Something in my chest eases a wee bit.
‘Theo’s my assistant and our social media manager,’ Charlie explains. ‘She’ll be handling your public rehabilitation.’
I’d let her handle plenty of things – if this were a different week, in a different life.
What? Calm doon, cowboy.
‘Lucky her.’
Theo sits down next to me and crosses her legs. ‘Let’s be clear. I can help manage how the world sees you, but I can’t change who you are. That part’s on you.’
‘Do you think I have to change who I am?’
‘Do you think you have to?’ She lifts a brow and slides a document toward me. ‘This is your new schedule. Media blackout until I say otherwise, I’ll handle your socials. Everything goes through me. Daily check-ins. We start tomorrow.’
Her gaze holds mine. Bright, unflinching, and too damn blue, measuring the gap between what I say and what I mean.
Charlie’s phone lights up. She frowns, checks the screen, and stands. ‘Give me a minute’, she says, halfway to the door.
Theo glances after her, unreadable.
Family call? Feels like it. Or maybe she needed a break from me. Wouldn’t blame her. Charlie’s heels click away, and suddenly it’s just me and the woman who’s going to hold me hostage for the foreseeable future. The silence stretches thin as I count the bricks in the wall.
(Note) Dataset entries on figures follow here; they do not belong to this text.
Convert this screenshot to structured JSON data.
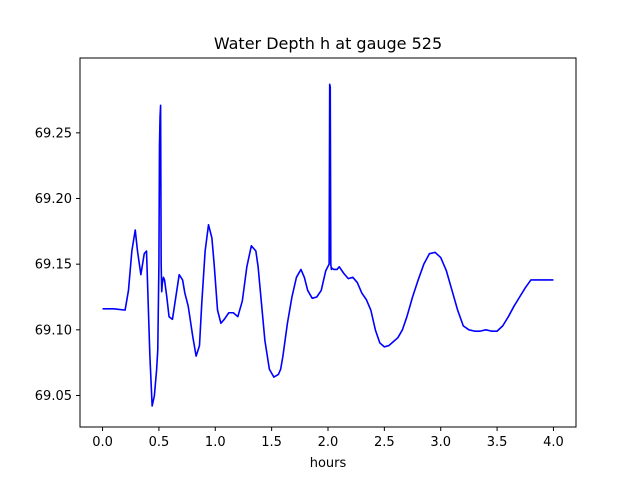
{
  "chart_data": {
    "type": "line",
    "title": "Water Depth h at gauge 525",
    "xlabel": "hours",
    "ylabel": "",
    "xlim": [
      -0.2,
      4.2
    ],
    "ylim": [
      69.026,
      69.307
    ],
    "x_ticks": [
      0.0,
      0.5,
      1.0,
      1.5,
      2.0,
      2.5,
      3.0,
      3.5,
      4.0
    ],
    "x_tick_labels": [
      "0.0",
      "0.5",
      "1.0",
      "1.5",
      "2.0",
      "2.5",
      "3.0",
      "3.5",
      "4.0"
    ],
    "y_ticks": [
      69.05,
      69.1,
      69.15,
      69.2,
      69.25
    ],
    "y_tick_labels": [
      "69.05",
      "69.10",
      "69.15",
      "69.20",
      "69.25"
    ],
    "grid": false,
    "line_color": "#0000ff",
    "series": [
      {
        "x": [
          0.0,
          0.1,
          0.2,
          0.23,
          0.26,
          0.29,
          0.31,
          0.34,
          0.37,
          0.39,
          0.42,
          0.44,
          0.46,
          0.48,
          0.49,
          0.5,
          0.505,
          0.51,
          0.515,
          0.52,
          0.525,
          0.53,
          0.54,
          0.55,
          0.57,
          0.59,
          0.62,
          0.65,
          0.68,
          0.71,
          0.73,
          0.76,
          0.8,
          0.83,
          0.86,
          0.88,
          0.91,
          0.94,
          0.97,
          0.99,
          1.02,
          1.05,
          1.08,
          1.12,
          1.16,
          1.2,
          1.24,
          1.28,
          1.32,
          1.36,
          1.38,
          1.41,
          1.44,
          1.48,
          1.52,
          1.56,
          1.58,
          1.6,
          1.64,
          1.68,
          1.72,
          1.76,
          1.79,
          1.82,
          1.86,
          1.9,
          1.94,
          1.98,
          2.01,
          2.015,
          2.02,
          2.025,
          2.03,
          2.035,
          2.05,
          2.08,
          2.1,
          2.14,
          2.18,
          2.22,
          2.26,
          2.3,
          2.34,
          2.38,
          2.42,
          2.46,
          2.5,
          2.54,
          2.58,
          2.62,
          2.66,
          2.7,
          2.75,
          2.8,
          2.85,
          2.9,
          2.95,
          3.0,
          3.05,
          3.1,
          3.15,
          3.2,
          3.25,
          3.3,
          3.35,
          3.4,
          3.45,
          3.5,
          3.55,
          3.6,
          3.65,
          3.7,
          3.75,
          3.8,
          3.85,
          3.9,
          3.95,
          4.0
        ],
        "y": [
          69.116,
          69.116,
          69.115,
          69.13,
          69.16,
          69.176,
          69.16,
          69.142,
          69.158,
          69.16,
          69.08,
          69.042,
          69.05,
          69.07,
          69.085,
          69.15,
          69.24,
          69.262,
          69.271,
          69.15,
          69.129,
          69.135,
          69.14,
          69.138,
          69.125,
          69.11,
          69.108,
          69.125,
          69.142,
          69.138,
          69.128,
          69.118,
          69.095,
          69.08,
          69.088,
          69.12,
          69.16,
          69.18,
          69.17,
          69.15,
          69.115,
          69.105,
          69.108,
          69.113,
          69.113,
          69.11,
          69.122,
          69.148,
          69.164,
          69.16,
          69.148,
          69.12,
          69.092,
          69.07,
          69.064,
          69.066,
          69.07,
          69.08,
          69.105,
          69.125,
          69.14,
          69.146,
          69.14,
          69.13,
          69.124,
          69.125,
          69.13,
          69.145,
          69.15,
          69.287,
          69.285,
          69.15,
          69.146,
          69.147,
          69.146,
          69.146,
          69.148,
          69.143,
          69.139,
          69.14,
          69.136,
          69.128,
          69.123,
          69.115,
          69.1,
          69.09,
          69.087,
          69.088,
          69.091,
          69.094,
          69.1,
          69.11,
          69.125,
          69.138,
          69.15,
          69.158,
          69.159,
          69.155,
          69.145,
          69.13,
          69.115,
          69.103,
          69.1,
          69.099,
          69.099,
          69.1,
          69.099,
          69.099,
          69.103,
          69.11,
          69.118,
          69.125,
          69.132,
          69.138,
          69.138,
          69.138,
          69.138,
          69.138
        ]
      }
    ]
  }
}
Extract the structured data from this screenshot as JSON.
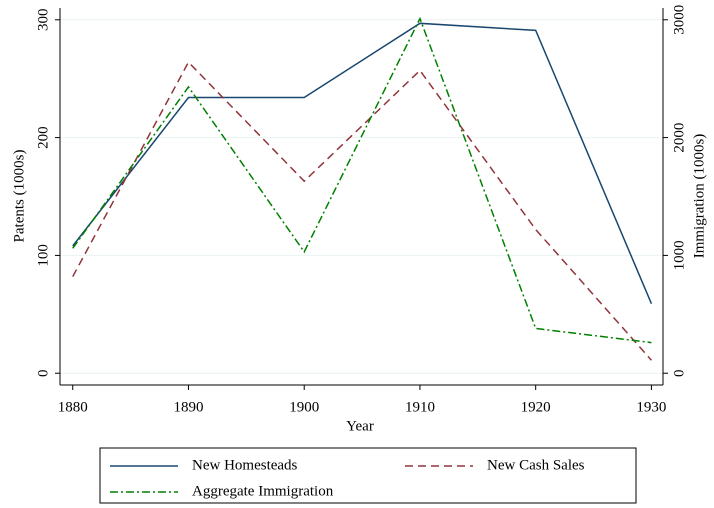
{
  "chart_data": {
    "type": "line",
    "x_label": "Year",
    "y_label": "Patents (1000s)",
    "y2_label": "Immigration (1000s)",
    "x": [
      1880,
      1890,
      1900,
      1910,
      1920,
      1930
    ],
    "series": [
      {
        "name": "New Homesteads",
        "color": "#1a476f",
        "dash": "",
        "values": [
          108,
          234,
          234,
          297,
          291,
          59
        ]
      },
      {
        "name": "New Cash Sales",
        "color": "#90353b",
        "dash": "8,5",
        "values": [
          82,
          264,
          163,
          257,
          122,
          11
        ]
      },
      {
        "name": "Aggregate Immigration",
        "color": "#008000",
        "dash": "8,3,2,3",
        "axis": "y2",
        "values": [
          1060,
          2430,
          1030,
          3010,
          380,
          260
        ]
      }
    ],
    "xlim": [
      1878.9,
      1931
    ],
    "xticks": [
      1880,
      1890,
      1900,
      1910,
      1920,
      1930
    ],
    "ylim": [
      -10,
      310
    ],
    "yticks": [
      0,
      100,
      200,
      300
    ],
    "y2lim": [
      -100,
      3100
    ],
    "y2ticks": [
      0,
      1000,
      2000,
      3000
    ],
    "grid": true,
    "legend": "bottom"
  }
}
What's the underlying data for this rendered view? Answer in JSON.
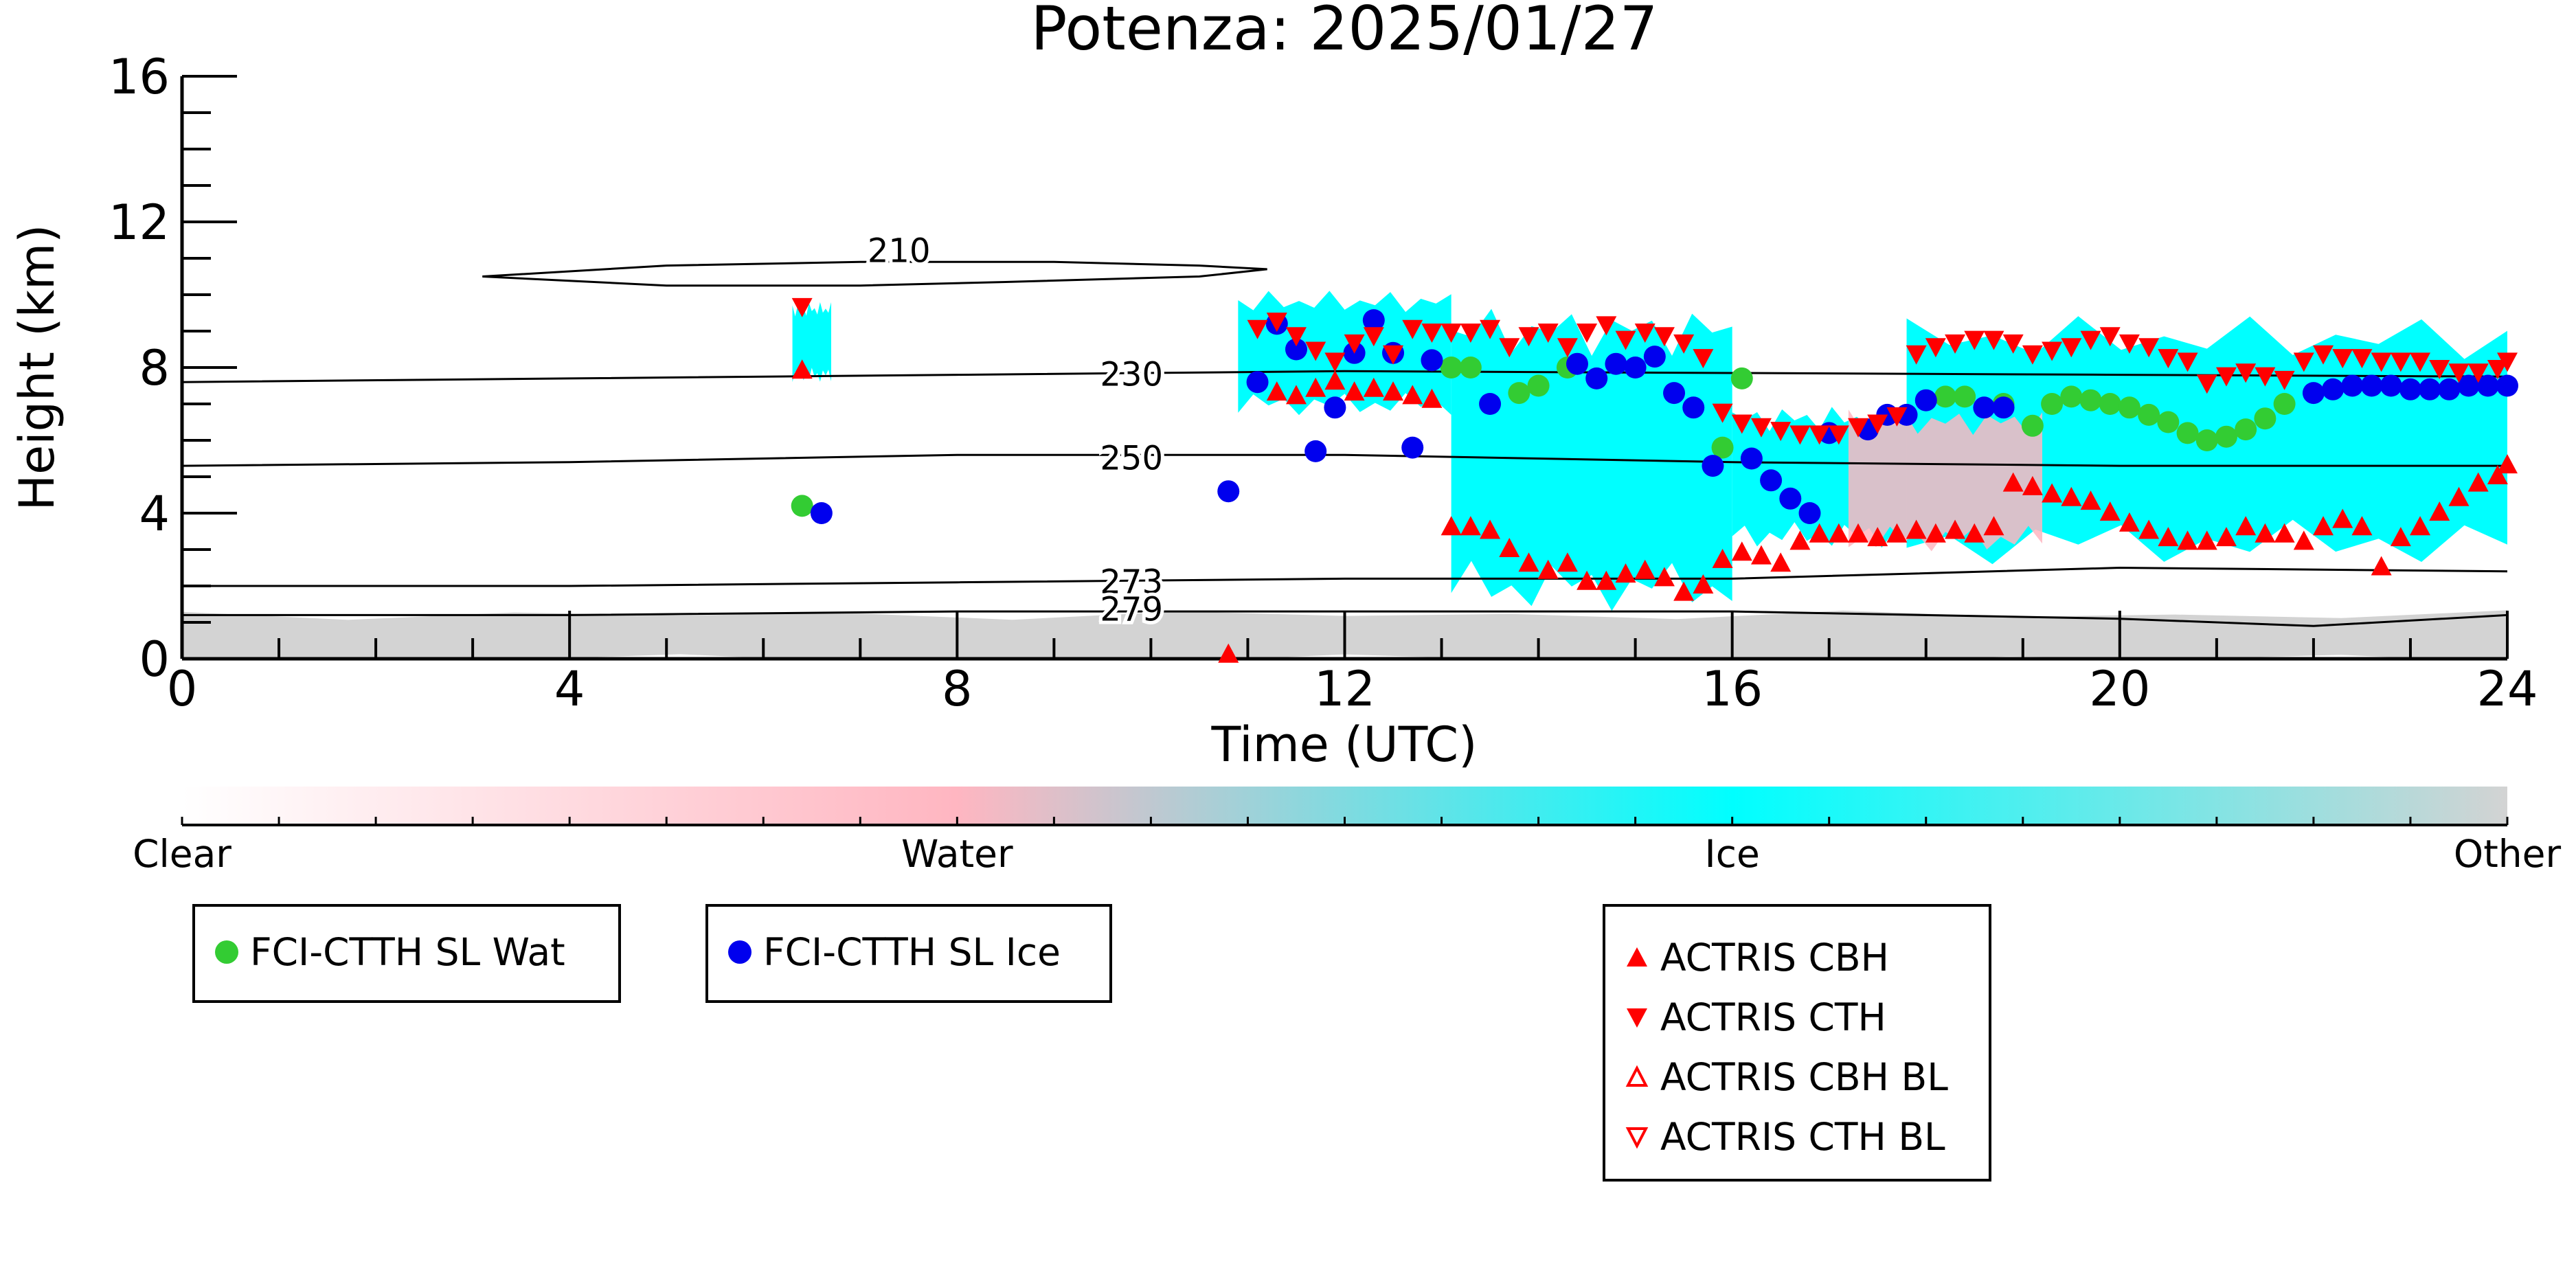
{
  "chart_data": {
    "type": "scatter",
    "title": "Potenza: 2025/01/27",
    "xlabel": "Time (UTC)",
    "ylabel": "Height (km)",
    "xlim": [
      0,
      24
    ],
    "ylim": [
      0,
      16
    ],
    "xticks": [
      "0",
      "4",
      "8",
      "12",
      "16",
      "20",
      "24"
    ],
    "yticks": [
      "0",
      "4",
      "8",
      "12",
      "16"
    ],
    "contour_labels": [
      "210",
      "230",
      "250",
      "273",
      "279"
    ],
    "colorbar": {
      "labels": [
        "Clear",
        "Water",
        "Ice",
        "Other"
      ],
      "colors": [
        "#ffffff",
        "#ffb6c1",
        "#00ffff",
        "#d3d3d3"
      ]
    },
    "series": [
      {
        "name": "FCI-CTTH SL Wat",
        "color": "#33cc33",
        "marker": "circle",
        "x": [
          6.4,
          13.1,
          13.3,
          13.8,
          14.0,
          14.3,
          15.9,
          16.1,
          18.2,
          18.4,
          18.8,
          19.1,
          19.3,
          19.5,
          19.7,
          19.9,
          20.1,
          20.3,
          20.5,
          20.7,
          20.9,
          21.1,
          21.3,
          21.5,
          21.7
        ],
        "y": [
          4.2,
          8.0,
          8.0,
          7.3,
          7.5,
          8.0,
          5.8,
          7.7,
          7.2,
          7.2,
          7.0,
          6.4,
          7.0,
          7.2,
          7.1,
          7.0,
          6.9,
          6.7,
          6.5,
          6.2,
          6.0,
          6.1,
          6.3,
          6.6,
          7.0
        ]
      },
      {
        "name": "FCI-CTTH SL Ice",
        "color": "#0000ee",
        "marker": "circle",
        "x": [
          6.6,
          10.8,
          11.1,
          11.3,
          11.5,
          11.7,
          11.9,
          12.1,
          12.3,
          12.5,
          12.7,
          12.9,
          13.5,
          14.4,
          14.6,
          14.8,
          15.0,
          15.2,
          15.4,
          15.6,
          15.8,
          16.2,
          16.4,
          16.6,
          16.8,
          17.0,
          17.4,
          17.6,
          17.8,
          18.0,
          18.6,
          18.8,
          22.0,
          22.2,
          22.4,
          22.6,
          22.8,
          23.0,
          23.2,
          23.4,
          23.6,
          23.8,
          24.0
        ],
        "y": [
          4.0,
          4.6,
          7.6,
          9.2,
          8.5,
          5.7,
          6.9,
          8.4,
          9.3,
          8.4,
          5.8,
          8.2,
          7.0,
          8.1,
          7.7,
          8.1,
          8.0,
          8.3,
          7.3,
          6.9,
          5.3,
          5.5,
          4.9,
          4.4,
          4.0,
          6.2,
          6.3,
          6.7,
          6.7,
          7.1,
          6.9,
          6.9,
          7.3,
          7.4,
          7.5,
          7.5,
          7.5,
          7.4,
          7.4,
          7.4,
          7.5,
          7.5,
          7.5
        ]
      },
      {
        "name": "ACTRIS CBH",
        "color": "#ff0000",
        "marker": "triangle-up",
        "x": [
          6.4,
          10.8,
          11.3,
          11.5,
          11.7,
          11.9,
          12.1,
          12.3,
          12.5,
          12.7,
          12.9,
          13.1,
          13.3,
          13.5,
          13.7,
          13.9,
          14.1,
          14.3,
          14.5,
          14.7,
          14.9,
          15.1,
          15.3,
          15.5,
          15.7,
          15.9,
          16.1,
          16.3,
          16.5,
          16.7,
          16.9,
          17.1,
          17.3,
          17.5,
          17.7,
          17.9,
          18.1,
          18.3,
          18.5,
          18.7,
          18.9,
          19.1,
          19.3,
          19.5,
          19.7,
          19.9,
          20.1,
          20.3,
          20.5,
          20.7,
          20.9,
          21.1,
          21.3,
          21.5,
          21.7,
          21.9,
          22.1,
          22.3,
          22.5,
          22.7,
          22.9,
          23.1,
          23.3,
          23.5,
          23.7,
          23.9,
          24.0
        ],
        "y": [
          7.9,
          0.1,
          7.3,
          7.2,
          7.4,
          7.6,
          7.3,
          7.4,
          7.3,
          7.2,
          7.1,
          3.6,
          3.6,
          3.5,
          3.0,
          2.6,
          2.4,
          2.6,
          2.1,
          2.1,
          2.3,
          2.4,
          2.2,
          1.8,
          2.0,
          2.7,
          2.9,
          2.8,
          2.6,
          3.2,
          3.4,
          3.4,
          3.4,
          3.3,
          3.4,
          3.5,
          3.4,
          3.5,
          3.4,
          3.6,
          4.8,
          4.7,
          4.5,
          4.4,
          4.3,
          4.0,
          3.7,
          3.5,
          3.3,
          3.2,
          3.2,
          3.3,
          3.6,
          3.4,
          3.4,
          3.2,
          3.6,
          3.8,
          3.6,
          2.5,
          3.3,
          3.6,
          4.0,
          4.4,
          4.8,
          5.0,
          5.3
        ]
      },
      {
        "name": "ACTRIS CTH",
        "color": "#ff0000",
        "marker": "triangle-down",
        "x": [
          6.4,
          11.1,
          11.3,
          11.5,
          11.7,
          11.9,
          12.1,
          12.3,
          12.5,
          12.7,
          12.9,
          13.1,
          13.3,
          13.5,
          13.7,
          13.9,
          14.1,
          14.3,
          14.5,
          14.7,
          14.9,
          15.1,
          15.3,
          15.5,
          15.7,
          15.9,
          16.1,
          16.3,
          16.5,
          16.7,
          16.9,
          17.1,
          17.3,
          17.5,
          17.7,
          17.9,
          18.1,
          18.3,
          18.5,
          18.7,
          18.9,
          19.1,
          19.3,
          19.5,
          19.7,
          19.9,
          20.1,
          20.3,
          20.5,
          20.7,
          20.9,
          21.1,
          21.3,
          21.5,
          21.7,
          21.9,
          22.1,
          22.3,
          22.5,
          22.7,
          22.9,
          23.1,
          23.3,
          23.5,
          23.7,
          23.9,
          24.0
        ],
        "y": [
          9.7,
          9.1,
          9.3,
          8.9,
          8.5,
          8.2,
          8.7,
          8.9,
          8.4,
          9.1,
          9.0,
          9.0,
          9.0,
          9.1,
          8.6,
          8.9,
          9.0,
          8.6,
          9.0,
          9.2,
          8.8,
          9.0,
          8.9,
          8.7,
          8.3,
          6.8,
          6.5,
          6.4,
          6.3,
          6.2,
          6.2,
          6.2,
          6.4,
          6.5,
          6.7,
          8.4,
          8.6,
          8.7,
          8.8,
          8.8,
          8.7,
          8.4,
          8.5,
          8.6,
          8.8,
          8.9,
          8.7,
          8.6,
          8.3,
          8.2,
          7.6,
          7.8,
          7.9,
          7.8,
          7.7,
          8.2,
          8.4,
          8.3,
          8.3,
          8.2,
          8.2,
          8.2,
          8.0,
          7.9,
          7.9,
          8.0,
          8.2
        ]
      },
      {
        "name": "ACTRIS CBH BL",
        "color": "#ff0000",
        "marker": "triangle-up-open",
        "x": [],
        "y": []
      },
      {
        "name": "ACTRIS CTH BL",
        "color": "#ff0000",
        "marker": "triangle-down-open",
        "x": [],
        "y": []
      }
    ],
    "classification_regions": [
      {
        "class": "Ice",
        "x": [
          6.3,
          6.7
        ],
        "y": [
          7.8,
          9.6
        ]
      },
      {
        "class": "Ice",
        "x": [
          10.9,
          13.1
        ],
        "y": [
          7.0,
          9.8
        ]
      },
      {
        "class": "Ice",
        "x": [
          13.1,
          16.0
        ],
        "y": [
          2.0,
          9.0
        ]
      },
      {
        "class": "Ice",
        "x": [
          16.0,
          17.8
        ],
        "y": [
          3.4,
          6.6
        ]
      },
      {
        "class": "Ice",
        "x": [
          17.8,
          24.0
        ],
        "y": [
          3.2,
          8.8
        ]
      },
      {
        "class": "Water",
        "x": [
          17.2,
          19.2
        ],
        "y": [
          3.3,
          6.5
        ]
      },
      {
        "class": "Other",
        "x": [
          0,
          24
        ],
        "y": [
          0,
          1.2
        ]
      }
    ],
    "grid": false,
    "legend": [
      "bottom-left",
      "bottom-left",
      "bottom-center"
    ]
  }
}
‘So,’ I say and stretch lazily, ‘your name is Theo. Isn’t that…a boy’s name?’
‘So, you slept with two women at the same time. Isn’t that overcompensating?’ Her voice is calm but cuts like a blade. ‘Do you even understand the fallout of what you’ve done?’
I summon my practised smile. ‘Gave two ladies a good time?’
Her cheeks light up with anger. It looks surprisingly cute.
‘You’ve put this entire agency at risk. Charlie built this from nothing after her fiancé cheated on her and her own father took his side. And you—’ She stops and inhales sharply through her nose. ‘Your behaviour wasn’t just reckless. It was selfish and childish!’
Air stalls behind my collarbone, and the words almost get stuck halfway up. ‘I agree. And I’m sorry.’
‘Do you? And are you? Because this isn’t only about you. It’s about Charlie. About every person who works here. Every client whose reputation gets tarnished by association. Not to mention your team.’
‘I said I’m sorry.’
‘Oh, I heard you. But honestly? You don’t get to feel a bit sorry when other people are mopping up your mess.’ She taps her pen against the paper, a rapid staccato. ‘The Rebels might drop you. Did that occur to you?’
It has. Every waking minute since I sobered up. ‘They won’t, probably. They need me to play. I need to play.’
Her eyes stop flaring long enough to ask a question. ‘Why weren’t you answering any calls?’
My father’s coffin flashes through my mind. What should I say? Because of the man who left me as a child and died in prison and whose funeral I’m now skipping. Saying that would sound like an excuse, and it’s not.
‘Forgot my charger, and my phone died.’ Lie, obviously. Truth’s heavier than that.
‘For over a week?’
‘I was busy.’
She gives me a once-over. ‘Clearly.’
I lean towards her. ‘Look, I was pished, awright? Fucking gone. First time in over a year, so excuse me if I couldn’t handle the booze and lost the plot.’